I’ve been making a conscious decision to read books outside my usual genre recently. I read a crime novel (Christine Falls) and at the moment I’m reading a mass market thriller (Gone Girl). But when I saw the cover of Fallout in Berkelouw books a couple of months ago, I couldn’t resist. The cover promised 1970s London and is so close to the style of book I’m writing, I had to read it. Even better, the sales assistant gave Sadie Jones a ringing endorsement.
And I’ve discovered a new favourite author.
Fallout is the story of four young people trying to make it in the world of experimental theatre in 1970s London. In a chance meeting in his Lincolnshire village, Luke Kanowski meets the fiery Leigh Radley and Paul Driscoll on their way to meet a playwright. Its the impetus that Luke needs to escape his dull life in an office job and run away to London and immerse himself in the theatre world. He’s leaving behind a mother who has been in an asylum nearly all his life, and a father who is slowly drinking himself to death. Luke and Paul set up their own theatre company called Graft, while Luke secretly writes plays at night and Leigh works as a stage manager to pay the bills.
Luke and Paul are strongly attracted to Leigh, but its Paul she chooses when Luke rebuffs her.
Running parallel is the story of Nina Jacobs, a budding actress whose life will intersect with the other three in a dramatic way. She’s grown up with a mother who is a monster – a fading narcissistic actress who is now pinning her hopes on her daughter. A critical step is marrying her off to the successful and influential but cruel Tony Moore.
When Luke’s first play is critically acclaimed, its seems natural that Paul and his new theatre company will produce his second offering. But Luke has become entangled with Nina and the liaison will have huge ramifications for all of them.
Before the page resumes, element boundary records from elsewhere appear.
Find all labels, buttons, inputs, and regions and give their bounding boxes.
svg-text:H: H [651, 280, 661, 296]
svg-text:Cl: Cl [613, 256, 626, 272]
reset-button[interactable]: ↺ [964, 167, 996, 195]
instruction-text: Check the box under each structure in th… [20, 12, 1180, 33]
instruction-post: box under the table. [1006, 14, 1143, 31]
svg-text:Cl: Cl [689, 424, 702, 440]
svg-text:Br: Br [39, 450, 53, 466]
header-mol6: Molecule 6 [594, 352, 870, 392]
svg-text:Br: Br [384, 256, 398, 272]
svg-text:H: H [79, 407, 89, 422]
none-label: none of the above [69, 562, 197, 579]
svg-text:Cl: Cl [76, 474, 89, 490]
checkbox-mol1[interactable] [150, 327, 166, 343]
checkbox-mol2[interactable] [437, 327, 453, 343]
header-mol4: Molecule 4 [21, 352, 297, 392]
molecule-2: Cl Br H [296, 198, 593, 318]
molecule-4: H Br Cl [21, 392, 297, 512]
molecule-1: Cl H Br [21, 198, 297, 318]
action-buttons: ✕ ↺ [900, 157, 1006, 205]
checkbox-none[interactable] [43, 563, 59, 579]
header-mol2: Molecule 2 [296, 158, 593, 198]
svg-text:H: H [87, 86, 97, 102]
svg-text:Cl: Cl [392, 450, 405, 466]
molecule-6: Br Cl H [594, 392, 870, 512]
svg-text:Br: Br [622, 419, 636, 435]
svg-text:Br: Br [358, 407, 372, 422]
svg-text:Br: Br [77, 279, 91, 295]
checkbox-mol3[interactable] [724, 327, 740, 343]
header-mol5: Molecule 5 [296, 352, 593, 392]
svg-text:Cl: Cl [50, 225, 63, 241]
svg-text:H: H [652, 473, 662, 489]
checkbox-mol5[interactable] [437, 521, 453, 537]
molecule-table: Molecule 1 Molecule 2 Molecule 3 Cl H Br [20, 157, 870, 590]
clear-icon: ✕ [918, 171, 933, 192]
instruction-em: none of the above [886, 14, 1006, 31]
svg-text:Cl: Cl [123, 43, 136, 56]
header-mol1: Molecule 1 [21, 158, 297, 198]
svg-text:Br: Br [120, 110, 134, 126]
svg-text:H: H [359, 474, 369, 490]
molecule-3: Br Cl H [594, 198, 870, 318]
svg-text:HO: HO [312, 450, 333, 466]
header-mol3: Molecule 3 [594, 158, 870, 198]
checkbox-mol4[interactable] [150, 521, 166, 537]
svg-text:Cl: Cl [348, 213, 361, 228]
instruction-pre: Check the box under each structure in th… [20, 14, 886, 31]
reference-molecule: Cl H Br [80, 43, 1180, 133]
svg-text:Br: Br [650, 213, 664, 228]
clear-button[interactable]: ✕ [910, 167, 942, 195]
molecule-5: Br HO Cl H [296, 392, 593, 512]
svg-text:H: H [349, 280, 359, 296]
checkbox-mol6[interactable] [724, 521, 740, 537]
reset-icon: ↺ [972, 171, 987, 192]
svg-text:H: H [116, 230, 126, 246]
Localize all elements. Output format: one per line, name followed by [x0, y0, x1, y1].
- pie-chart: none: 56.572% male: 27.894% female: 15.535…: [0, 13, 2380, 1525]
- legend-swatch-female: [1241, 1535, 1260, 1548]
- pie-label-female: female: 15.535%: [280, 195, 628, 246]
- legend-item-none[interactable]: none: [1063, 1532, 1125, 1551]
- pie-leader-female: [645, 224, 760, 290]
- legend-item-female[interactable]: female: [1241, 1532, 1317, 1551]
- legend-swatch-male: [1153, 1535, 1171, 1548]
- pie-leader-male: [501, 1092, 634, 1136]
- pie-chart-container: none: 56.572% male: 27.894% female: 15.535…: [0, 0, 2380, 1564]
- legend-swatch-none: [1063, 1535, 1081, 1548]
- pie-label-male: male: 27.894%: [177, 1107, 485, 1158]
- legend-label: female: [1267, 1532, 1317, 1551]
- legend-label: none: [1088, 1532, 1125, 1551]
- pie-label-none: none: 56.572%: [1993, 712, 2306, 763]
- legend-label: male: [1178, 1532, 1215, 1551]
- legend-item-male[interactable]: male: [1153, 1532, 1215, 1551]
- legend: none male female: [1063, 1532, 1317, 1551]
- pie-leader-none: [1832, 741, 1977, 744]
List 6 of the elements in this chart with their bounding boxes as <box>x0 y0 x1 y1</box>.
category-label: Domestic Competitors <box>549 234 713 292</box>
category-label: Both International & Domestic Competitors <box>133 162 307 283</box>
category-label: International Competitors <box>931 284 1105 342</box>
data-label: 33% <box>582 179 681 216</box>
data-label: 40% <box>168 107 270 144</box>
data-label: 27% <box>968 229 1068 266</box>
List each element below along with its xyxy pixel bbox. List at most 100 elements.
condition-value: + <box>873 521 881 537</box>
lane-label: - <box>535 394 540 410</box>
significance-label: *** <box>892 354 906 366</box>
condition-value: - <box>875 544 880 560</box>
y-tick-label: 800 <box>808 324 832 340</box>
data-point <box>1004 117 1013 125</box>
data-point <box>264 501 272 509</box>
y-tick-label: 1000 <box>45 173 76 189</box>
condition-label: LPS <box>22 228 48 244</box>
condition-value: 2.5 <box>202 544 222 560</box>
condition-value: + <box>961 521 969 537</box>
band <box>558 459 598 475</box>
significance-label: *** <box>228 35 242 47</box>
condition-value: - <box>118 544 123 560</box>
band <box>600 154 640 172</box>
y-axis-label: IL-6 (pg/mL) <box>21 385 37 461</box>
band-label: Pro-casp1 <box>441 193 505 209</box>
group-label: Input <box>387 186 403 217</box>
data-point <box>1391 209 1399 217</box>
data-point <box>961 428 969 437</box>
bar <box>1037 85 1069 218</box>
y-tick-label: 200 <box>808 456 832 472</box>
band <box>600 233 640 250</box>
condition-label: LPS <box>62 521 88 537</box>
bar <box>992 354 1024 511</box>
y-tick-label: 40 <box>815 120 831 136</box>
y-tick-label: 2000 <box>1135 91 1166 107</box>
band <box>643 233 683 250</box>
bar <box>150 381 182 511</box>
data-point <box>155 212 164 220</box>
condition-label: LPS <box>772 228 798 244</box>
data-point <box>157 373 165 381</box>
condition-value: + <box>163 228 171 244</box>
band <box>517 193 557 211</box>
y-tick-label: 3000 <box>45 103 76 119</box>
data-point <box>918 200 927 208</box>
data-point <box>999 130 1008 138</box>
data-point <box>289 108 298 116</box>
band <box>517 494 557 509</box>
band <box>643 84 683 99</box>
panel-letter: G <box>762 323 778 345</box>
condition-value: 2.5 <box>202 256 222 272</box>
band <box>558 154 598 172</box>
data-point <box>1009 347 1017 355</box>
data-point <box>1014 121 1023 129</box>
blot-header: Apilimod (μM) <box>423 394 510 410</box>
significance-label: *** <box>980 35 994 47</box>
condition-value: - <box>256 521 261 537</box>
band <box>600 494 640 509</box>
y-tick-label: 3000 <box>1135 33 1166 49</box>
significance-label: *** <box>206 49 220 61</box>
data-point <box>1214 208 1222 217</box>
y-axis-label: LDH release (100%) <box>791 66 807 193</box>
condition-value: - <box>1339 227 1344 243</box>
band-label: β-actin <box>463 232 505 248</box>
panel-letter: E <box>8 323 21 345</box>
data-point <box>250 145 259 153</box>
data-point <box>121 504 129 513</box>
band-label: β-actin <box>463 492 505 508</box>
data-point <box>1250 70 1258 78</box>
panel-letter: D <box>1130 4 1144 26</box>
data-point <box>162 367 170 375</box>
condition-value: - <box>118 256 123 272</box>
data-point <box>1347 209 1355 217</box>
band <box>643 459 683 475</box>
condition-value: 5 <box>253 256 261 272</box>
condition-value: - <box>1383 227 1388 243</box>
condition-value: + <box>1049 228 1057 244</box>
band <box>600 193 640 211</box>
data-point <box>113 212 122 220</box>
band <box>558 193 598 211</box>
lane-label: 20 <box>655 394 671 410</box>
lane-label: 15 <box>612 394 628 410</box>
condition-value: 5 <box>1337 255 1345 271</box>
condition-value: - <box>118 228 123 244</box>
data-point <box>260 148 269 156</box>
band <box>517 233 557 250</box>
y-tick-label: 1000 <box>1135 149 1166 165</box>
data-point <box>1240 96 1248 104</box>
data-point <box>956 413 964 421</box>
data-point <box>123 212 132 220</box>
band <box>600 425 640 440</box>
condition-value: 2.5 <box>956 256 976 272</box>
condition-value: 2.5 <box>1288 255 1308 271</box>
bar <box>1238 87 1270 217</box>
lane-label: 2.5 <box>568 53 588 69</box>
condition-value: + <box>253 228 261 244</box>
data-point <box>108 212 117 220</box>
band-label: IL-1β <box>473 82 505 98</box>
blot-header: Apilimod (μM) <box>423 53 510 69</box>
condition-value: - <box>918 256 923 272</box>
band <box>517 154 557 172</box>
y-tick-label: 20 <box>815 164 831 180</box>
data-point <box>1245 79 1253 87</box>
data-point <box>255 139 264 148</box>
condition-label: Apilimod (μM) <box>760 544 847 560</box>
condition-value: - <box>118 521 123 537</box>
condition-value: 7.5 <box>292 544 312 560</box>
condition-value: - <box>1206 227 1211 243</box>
There are so many things to love about this book. The characterisation is brilliant. Luke, Nina, Leigh and Paul are all convincingly portrayed and always consistent. Luke is emotionally stunted as a result of his neglected upbringing and the way he clings to Paul and Leigh in the flat they share as his replacement family is touching and believable. He beds lots of women but is unable to have a fulfilling relationship and the reader’s sympathy is with him all the way.
I read an interview with Sadie Jones talking about the character of Nina and how she created in Nina the kind of woman she really hates. But I felt sorry for Nina because her mother was so dreadful and even at her worst, I could not help but see what a tortured soul she is.
The period is brilliantly evoked, from the walks through dark streets during the power cuts, to the fears that the bomb has been dropped, the grimness of 1970s London is painted very subtly. Jones does well to drop in these details without straining, which I find a problem in some historical fiction. You can almost smell the beer wafting up the stairs of the pub theatre.
And there’s some outstanding writing – Luke seducing the au pair at a party, ‘and his thoughts were reduced gratefully to the heated maths of getting inside her clothes, taking up all of him in blessed focus’ and overcome with desire ‘burning and aching within and without from her imprint’.
The plot is not complex but evolves from the distinct failings of the characters and their obsessions. The climax and ending are really satisfying for this reason.
And that reminds me of an article I read recently on writing tips from Booker Prize winners. The one that stayed in my mind was from Arundhati Roy, the winner in 1997 for The God of Small Things.
She said “…the secret of the Great Stories is that they have no secrets….They don’t deceive you with thrills and trick endings. They don’t surprise you with the unforeseen…You know how they end, yet you listen as though you don’t.”
This is the best book I’ve read this year and I’ve already added Sadie Jones’ other books to my birthday wish list.